То же самое повторилось и на следующий день. Эти встречи и беседы изгоняли из моего сердца все печали той поры. Вечерами я засыпал, думая о завтрашней встрече с Лютфи, облик ее стал неизменным спутником моих снов. Какое-то неведомое до этого чувство вдруг пришло и властно заполнило сердце до краев…

…В среду утром появился тесть Ахрорходжи, высокий костистый старик по имени Абдулхафиз. Тревога за судьбу дочери погнала его в город. Он предложил переждать события у него в кишлаке. Ахрорходжа тут же решил переезжать. Но мне не хотелось покидать город. Я ждал отца. Где он будет меня искать, когда вернется? А отец вернется, обязательно вернется!.. Кроме того, мне не хотелось расставаться с Лютфи и Шарифом.

— Мне нельзя ехать, — сказал я и объяснил, что хочу дождаться отца.

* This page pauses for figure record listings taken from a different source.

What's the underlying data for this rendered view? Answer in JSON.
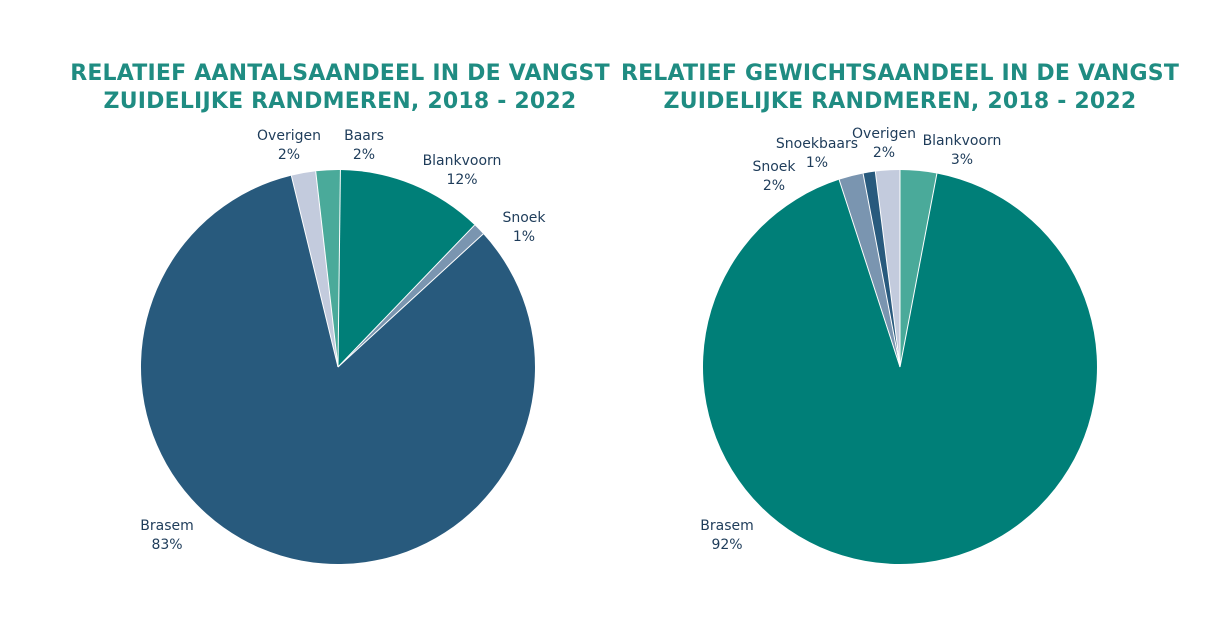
{
  "colors": {
    "title": "#1f8c82",
    "label": "#1e3c5a",
    "Brasem_left": "#285a7d",
    "Brasem_right": "#007f78",
    "Blankvoorn_left": "#007f78",
    "Blankvoorn_right": "#4aaa9a",
    "Baars": "#4aaa9a",
    "Snoek": "#7a95b0",
    "Snoekbaars": "#285a7d",
    "Overigen": "#c3cbdd"
  },
  "chart_data": [
    {
      "type": "pie",
      "title": "RELATIEF AANTALSAANDEEL IN DE VANGST",
      "subtitle": "ZUIDELIJKE RANDMEREN, 2018 - 2022",
      "slices": [
        {
          "name": "Baars",
          "value": 2,
          "label": "2%",
          "color": "#4aaa9a"
        },
        {
          "name": "Blankvoorn",
          "value": 12,
          "label": "12%",
          "color": "#007f78"
        },
        {
          "name": "Snoek",
          "value": 1,
          "label": "1%",
          "color": "#7a95b0"
        },
        {
          "name": "Brasem",
          "value": 83,
          "label": "83%",
          "color": "#285a7d"
        },
        {
          "name": "Overigen",
          "value": 2,
          "label": "2%",
          "color": "#c3cbdd"
        }
      ]
    },
    {
      "type": "pie",
      "title": "RELATIEF GEWICHTSAANDEEL IN DE VANGST",
      "subtitle": "ZUIDELIJKE RANDMEREN, 2018 - 2022",
      "slices": [
        {
          "name": "Blankvoorn",
          "value": 3,
          "label": "3%",
          "color": "#4aaa9a"
        },
        {
          "name": "Brasem",
          "value": 92,
          "label": "92%",
          "color": "#007f78"
        },
        {
          "name": "Snoek",
          "value": 2,
          "label": "2%",
          "color": "#7a95b0"
        },
        {
          "name": "Snoekbaars",
          "value": 1,
          "label": "1%",
          "color": "#285a7d"
        },
        {
          "name": "Overigen",
          "value": 2,
          "label": "2%",
          "color": "#c3cbdd"
        }
      ]
    }
  ]
}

— Глупости! — ответил Ахрорходжа. — Какой сумасшедший оставит тебя здесь?!.

— Не будь ребенком, — добавил Абдулхафиз.

Заплакала янга и стала уговаривать меня не отделяться от них в эти трудные дни.

— Если твой отец вернется, он разыщет нас, — злобно сказал Ахрорходжа. — Язык у него длинный.

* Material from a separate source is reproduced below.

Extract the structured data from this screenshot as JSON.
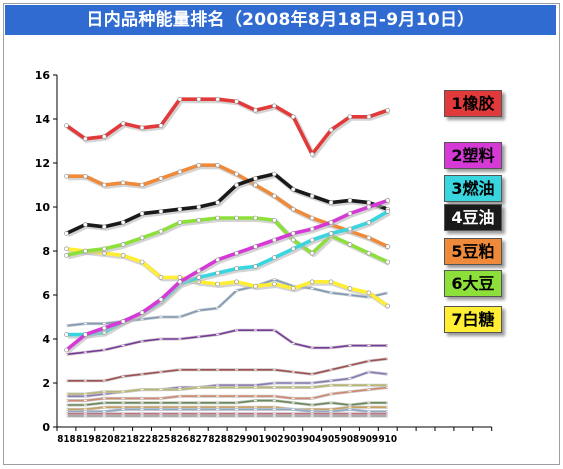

Словом, меня заставили ехать. Пока мы собирались, в саду разорвался снаряд, повалил деревья и смял виноградник. Ахрорходжа носился из дома во двор, стараясь втиснуть на маленькую арбу тестя как можно больше вещей. С трудом нашли уголочек для янги, сам Абдулхафиз забрался в седло, а мы с Ахрорходжой должны были идти пешком. Едва арба тронулась, Ахрорходжа вдруг сказал, что ему нужно срочно повидать одного человека, которого потом в этой суматохе не разыщешь.

— Езжайте, я вас догоню…

Его уговаривали, но он стоял на своем и направился в сторону квартала Кушмедресе.

Все удивились: то человек от страха забивался в подвал, то пошел один в самое пекло, к эмирскому Арку, где находился квартал Кушмедресе. То ли на него подействовало количество людей на улицах, спешащих уйти из Бухары, то ли действительно дело было столь неотложным, что приходилось положиться на судьбу, — в любом случае я мог лишь удивляться и строить догадки. Но ни в то время, ни позже я так и не узнал о его намерениях, и это сыграло роковую роль в моей жизни…

Петляя по узким улочкам и переулкам, мы пробрались к воротам Ухлон. Народ валил сплошным потоком, мужчины и женщины шли пешком и ехали верхом. В большинстве это были люди состоятельные и зажиточные, что угадывалось по их одежде и вещам, которые они уносили с собой. Некоторые, несмотря на жару, надевали по три-четыре халата, набили карманы и украсили руки всевозможными драгоценностями. Казалось, узкие улочки, не выдержат такого скопища, разверзнется земля и мы все провалимся… Я задыхался в тесноте и давке, обливался потом, пытался подбодрить себя, — я надеялся, что за воротами дорога будет просторнее.

Но я ошибался. Дорога, которая вела в Лаклак и другие волости, с одной стороны была обсажена тутовником, а с другой — протекал арык. Люди шли, словно стадо баранов, стиснутые, зажатые, наступая друг другу на пятки; над ними висела густая пыль.

Абдулхафиз сжалился надо мной и, не обращая внимания на ругань, направил арбу к обочине, чтобы посадить меня.

Но мне никак не удавалось воспользоваться случаем, и я не мог дотянуться до верха… Абдулхафиз просил проходивших мимо людей помочь мне, я тоже просил их, но они шли, будто слепые и глухие, — ни один даже не взглянул в нашу сторону. Тогда я понял, что это не люди, а волки, — каждый заботится только о своей шкуре, о своем имуществе и бросит в беде даже своих родных. Свались сейчас кто-либо — не остановятся, пройдут по человеку.

Да, они думали только о себе. Животный страх перед огнем революции гнал их, и ждать от них помощи было бесполезно. Понял это и Абдулхафиз: он остановил арбу, слез и подсадил меня. Я крепко вцепился в толстый канат, которым Ахрорходжа перевязал свои бесчисленные узлы. Арба снова тронулась.